Considerando que, de acordo com a doutrina jurídica, a interpretação literal, imperiosa em se tratando de exclusão (total ou parcial) do crédito tributário, afasta a utilização da analogia, não cabendo neste caso ao intérprete da legislação buscar semelhanças de modo a se aplicar a um novo texto normativo.

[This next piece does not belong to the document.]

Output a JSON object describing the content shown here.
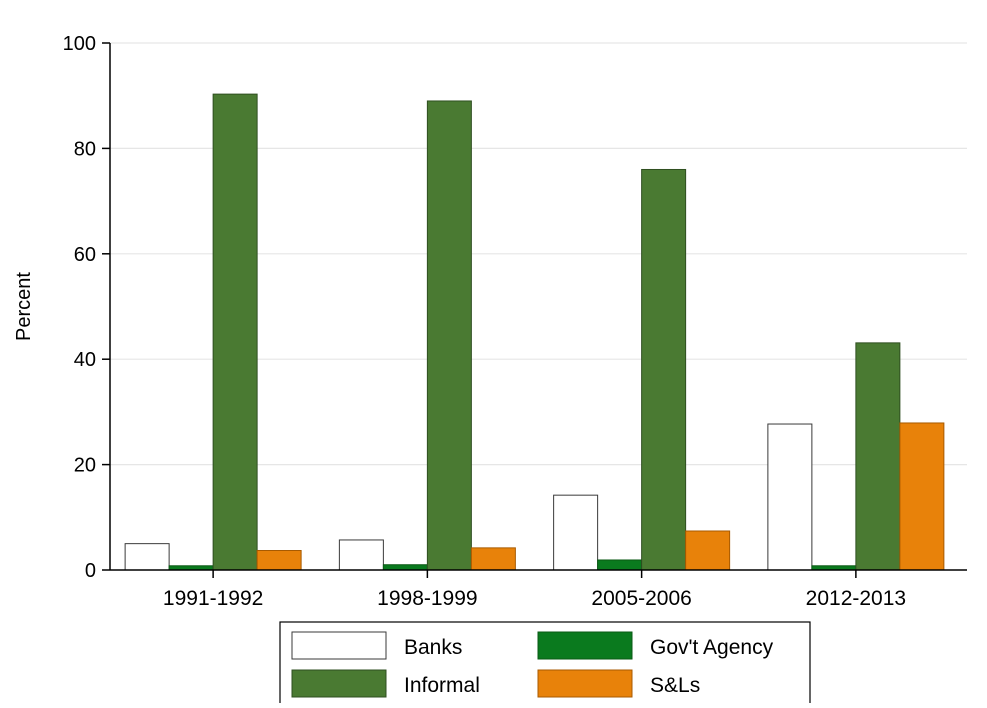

Considerando que o Convênio ICMS 112/13 tem caráter autorizativo - que se traduz na faculdade que cada unidade da Federação tem em implementá-lo ou não, levando em consideração fatores variáveis diversos, tais como a conveniência e oportunidade, a critério da Administração Superior -, é entendimento da Superintendência de Tributação que a alíquota reduzida nele prevista somente poderá ser utilizada após sua incorporação, através da edição de ato próprio do Poder Executivo Estadual, inserindo o benefício à legislação tributária fluminense, cumprindo-se assim as normas da Lei Complementar federal n.º 24/75, bem como os requisitos e condições estabelecidos no artigo 14 da Lei Complementar federal n.º 101/00.

Fique a consulente ciente de que esta consulta perderá automaticamente a sua eficácia normativa em caso de mudança de entendimento por parte da Administração Tributária ou seja editada norma superveniente dispondo de forma contrária.